The role of multistability and transient trajectories in networked dynamical systems: Connectomic dynamics of C. elegans and behavioral assays

TL;DR

This paper investigates the neural dynamics of C. elegans, revealing multistability and long-timescale transitions between behavioral states through bifurcation analysis and modeling of neural responses.

Contribution

It introduces a systematic method for generating and analyzing bifurcation diagrams in low-dimensional space to identify multistable regimes and state transitions in neural systems.

Findings

Discovery of bistability between limit cycle and fixed point.

Long transitional timescales between neural states.

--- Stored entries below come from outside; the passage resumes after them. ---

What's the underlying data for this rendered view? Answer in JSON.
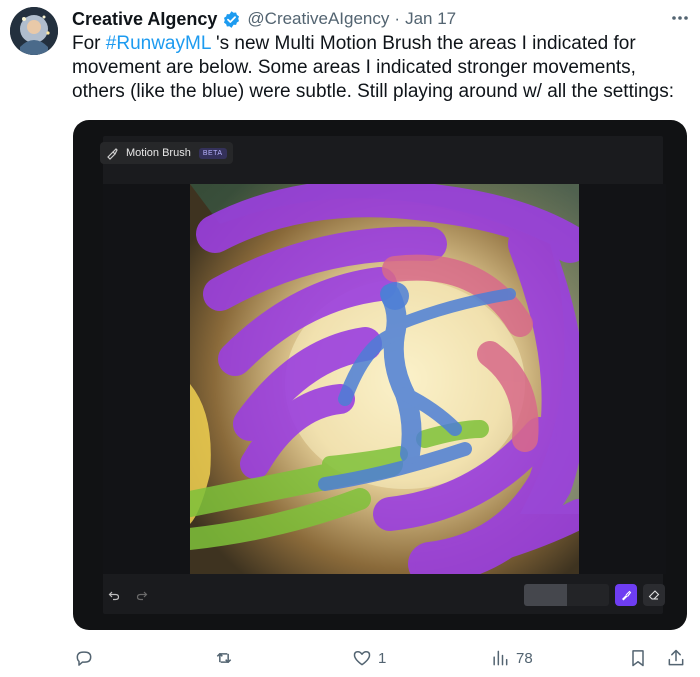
{
  "tweet": {
    "author_name": "Creative AIgency",
    "handle": "@CreativeAIgency",
    "separator": "·",
    "date": "Jan 17",
    "text_prefix": "For ",
    "hashtag": "#RunwayML",
    "text_suffix": " 's new Multi Motion Brush the areas I indicated for movement are below.  Some areas I indicated stronger movements, others (like the blue) were subtle.  Still playing around w/ all the settings:"
  },
  "media": {
    "tool_title": "Motion Brush",
    "badge": "BETA",
    "brush_strength_fraction": 0.5,
    "colors": {
      "accent": "#6e3df2",
      "purple_stroke": "#9b3fe0",
      "blue_stroke": "#4d7fd6",
      "green_stroke": "#7fc23a",
      "pink_stroke": "#d86a8a",
      "yellow_stroke": "#f0d050"
    }
  },
  "actions": {
    "reply_count": "",
    "retweet_count": "",
    "like_count": "1",
    "views_count": "78"
  },
  "colors": {
    "link": "#1d9bf0",
    "secondary_text": "#536471",
    "verified": "#1d9bf0"
  }
}
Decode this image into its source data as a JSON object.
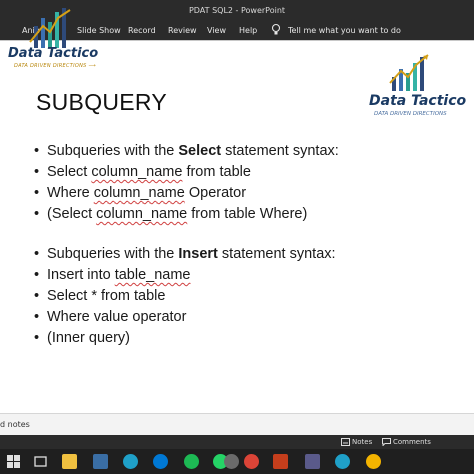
{
  "window": {
    "doc_title": "PDAT SQL2 - PowerPoint"
  },
  "ribbon": {
    "tabs": [
      "Anim",
      "Slide Show",
      "Record",
      "Review",
      "View",
      "Help"
    ],
    "tell_me": "Tell me what you want to do"
  },
  "watermark": {
    "brand": "Data Tactico",
    "tagline": "DATA DRIVEN DIRECTIONS"
  },
  "slide": {
    "title": "SUBQUERY",
    "logo_brand": "Data Tactico",
    "logo_tagline": "DATA DRIVEN DIRECTIONS",
    "select_section": {
      "intro_before": "Subqueries with the ",
      "intro_bold": "Select",
      "intro_after": " statement syntax:",
      "line2_a": "Select ",
      "line2_b": "column_name",
      "line2_c": " from table",
      "line3_a": "Where ",
      "line3_b": "column_name",
      "line3_c": " Operator",
      "line4_a": "(Select ",
      "line4_b": "column_name",
      "line4_c": " from table Where)"
    },
    "insert_section": {
      "intro_before": "Subqueries with the ",
      "intro_bold": "Insert",
      "intro_after": " statement syntax:",
      "line2_a": "Insert into ",
      "line2_b": "table_name",
      "line3": "Select * from table",
      "line4": "Where value operator",
      "line5": "(Inner query)"
    },
    "bullet": "•"
  },
  "notes_bar": {
    "label": "d notes"
  },
  "statusbar": {
    "notes": "Notes",
    "comments": "Comments"
  },
  "taskbar": {
    "icons": [
      "start-icon",
      "search-icon",
      "task-view-icon",
      "file-explorer-icon",
      "app-icon",
      "edge-icon",
      "skype-icon",
      "spotify-icon",
      "whatsapp-icon",
      "settings-icon",
      "chrome-icon",
      "powerpoint-icon",
      "app-icon-2",
      "edge-icon-2",
      "chrome-icon-2"
    ]
  },
  "colors": {
    "brand_blue": "#1a3a63",
    "tagline_gold": "#b8860b",
    "chrome_dark": "#2b2b2b",
    "spellcheck_red": "#d04040"
  }
}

Method for analyzing neural dynamics via bifurcation diagrams.

Abstract

The neural dynamics of the nematode C. elegans are experimentally low-dimensional and correspond to discrete behavioral states, where previous modeling work has found neural proxies for some of these states. Experimental results further suggest that dynamics may be understood as long-timescale transitions between multiple low-dimensional attractors. To identify multistable regimes of our model, we develop a method for systematic generation of bifurcation diagrams and their analysis in an interpretable low-dimensional subspace, showing the existence and nature of multistable input responses at a glance. Stimulation of the PLM neuron pair, experimentally associated with forward movement and shown in simulation to drive a limit cycle, defines our low-dimensional projection space. We then obtain bifurcation diagrams for single-neuron excitation over a range of amplitudes and which classify whether the dynamics in this projection space are associated with a limit cycle, fixed point, or multiple states. In the specific case of compound input into both the PLM pair and ASK pair we discover bistability of a limit cycle and a fixed point, with transitional timescales between different states being much longer than other timescales in the system. This suggests consistency of our model with the characterization of dynamics in neural systems as long-timescale transitions between discrete, low-dimensional attractors corresponding to behavioral states. Our methodology thus prescribes a method for identifying these states and transitions in response to arbitrary input.